It said true unity and peace in Europe still lay in the future and were threatened by terrorism, unemployment, environmental degradation and demographic decline, as well as by the need for social justice "in face of a financial liberalism which scorns the human person."
However, it added that the bishops were confident the 28-country EU could find "new paths" for tackling such challenges and urged Europeans to recognise their common heritage and the benefits of membership by taking part in the vote.
"To abandon Europe would be not just register a suicide, but to incur a terrible responsibility before history of losing a patrimony entrusted to us for almost 2,000 years," the bishops said.
The bishops called for Europeans to go to the polls in a show of support for European unity and to promote "dialogue and integration between peoples."
The new 751-seat Parliament, sitting till 2024, will be tasked with easing tensions over the faltering Euro currency and the continued influx of refugees and migrants, as well as the delayed departure of the United Kingdom.

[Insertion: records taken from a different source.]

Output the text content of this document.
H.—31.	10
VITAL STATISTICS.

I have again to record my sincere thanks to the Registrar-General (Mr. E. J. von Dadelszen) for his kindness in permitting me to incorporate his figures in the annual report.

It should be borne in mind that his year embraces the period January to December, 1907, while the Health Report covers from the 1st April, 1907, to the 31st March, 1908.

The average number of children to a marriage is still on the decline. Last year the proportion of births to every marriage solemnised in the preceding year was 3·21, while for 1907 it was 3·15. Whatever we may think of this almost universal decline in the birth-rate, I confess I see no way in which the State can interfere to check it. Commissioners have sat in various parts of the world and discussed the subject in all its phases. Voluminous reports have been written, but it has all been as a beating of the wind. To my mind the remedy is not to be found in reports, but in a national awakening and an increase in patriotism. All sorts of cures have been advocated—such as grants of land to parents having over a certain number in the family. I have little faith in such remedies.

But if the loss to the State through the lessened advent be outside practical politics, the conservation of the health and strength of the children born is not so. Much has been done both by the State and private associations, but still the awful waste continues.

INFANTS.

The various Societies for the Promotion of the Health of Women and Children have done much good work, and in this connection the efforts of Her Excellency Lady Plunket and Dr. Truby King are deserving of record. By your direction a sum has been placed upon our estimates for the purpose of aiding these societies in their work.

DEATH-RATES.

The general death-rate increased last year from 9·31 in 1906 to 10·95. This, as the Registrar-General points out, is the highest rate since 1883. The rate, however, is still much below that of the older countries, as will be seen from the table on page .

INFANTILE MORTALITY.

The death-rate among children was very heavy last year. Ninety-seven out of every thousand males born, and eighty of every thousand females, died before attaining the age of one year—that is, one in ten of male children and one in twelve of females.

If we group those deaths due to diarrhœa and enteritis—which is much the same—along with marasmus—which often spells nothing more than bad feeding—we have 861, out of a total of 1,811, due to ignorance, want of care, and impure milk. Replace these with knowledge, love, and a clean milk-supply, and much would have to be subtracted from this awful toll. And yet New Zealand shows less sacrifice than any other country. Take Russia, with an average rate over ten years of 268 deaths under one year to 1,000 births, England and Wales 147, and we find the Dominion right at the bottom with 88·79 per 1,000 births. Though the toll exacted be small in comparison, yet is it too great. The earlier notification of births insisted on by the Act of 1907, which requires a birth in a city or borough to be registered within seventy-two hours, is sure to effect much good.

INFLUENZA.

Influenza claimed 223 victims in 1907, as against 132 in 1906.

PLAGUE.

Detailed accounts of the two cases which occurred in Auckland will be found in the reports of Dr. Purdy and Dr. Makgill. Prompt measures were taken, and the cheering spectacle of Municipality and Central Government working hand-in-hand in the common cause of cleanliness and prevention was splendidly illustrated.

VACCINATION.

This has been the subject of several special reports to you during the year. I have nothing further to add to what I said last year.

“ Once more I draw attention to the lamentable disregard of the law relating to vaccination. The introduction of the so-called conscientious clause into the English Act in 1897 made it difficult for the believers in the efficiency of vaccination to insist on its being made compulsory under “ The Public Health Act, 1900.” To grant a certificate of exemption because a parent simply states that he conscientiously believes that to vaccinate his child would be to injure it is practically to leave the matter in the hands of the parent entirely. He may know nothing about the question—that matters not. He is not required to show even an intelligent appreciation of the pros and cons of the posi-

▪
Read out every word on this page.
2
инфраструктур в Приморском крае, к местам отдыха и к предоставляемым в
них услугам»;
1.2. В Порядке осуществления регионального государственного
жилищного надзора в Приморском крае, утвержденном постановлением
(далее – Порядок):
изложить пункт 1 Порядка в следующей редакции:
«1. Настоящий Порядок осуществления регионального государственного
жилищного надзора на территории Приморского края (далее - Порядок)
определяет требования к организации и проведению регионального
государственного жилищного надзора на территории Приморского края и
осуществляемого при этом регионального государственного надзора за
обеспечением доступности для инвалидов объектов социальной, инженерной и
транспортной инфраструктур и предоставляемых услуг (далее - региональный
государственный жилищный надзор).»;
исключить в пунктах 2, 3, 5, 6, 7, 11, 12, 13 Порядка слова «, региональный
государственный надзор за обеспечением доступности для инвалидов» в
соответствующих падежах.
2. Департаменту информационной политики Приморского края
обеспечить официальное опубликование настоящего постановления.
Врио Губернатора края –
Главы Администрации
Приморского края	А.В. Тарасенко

Traditionally, low turnout is expected to reduce support for centrist parties and benefit far-left and far-right groups demanding radical changes in the EU, some of which have opposed European Parliament resolutions backing abortion rights, same-sex marriage and gender-neutral teaching.
Several Catholic bishops' conferences and international organisations have issued pre-election statements including the Conference of European Justice and Peace Commissions of the European bishops' conferences. The organisation warned in March that trust in the EU was being eroded by social exclusion and an unfair distribution of wealth and opportunities, and could be lost if it failed to ensure a better infrastructure to safeguard the common good.
Presenting the bishops' appeal, Archbishop Hollerich told KNA, the German Catholic news agency, "Brexit, populism and nationalism" posed a threat to Europe, saying it would be "folly" to criticise the EU without "seeing its positive aspect."
However, a former Polish secretary-general of COMECE, Msgr. Piotr Mazurkiewicz, told Catholic News Service that some "anti-establishment parties" had "sensible reform ideas," and could compel the EU, whose rotating six-month presidency is currently held by Romania, to adopt a "more conservative attitude to religion, family life and national identity."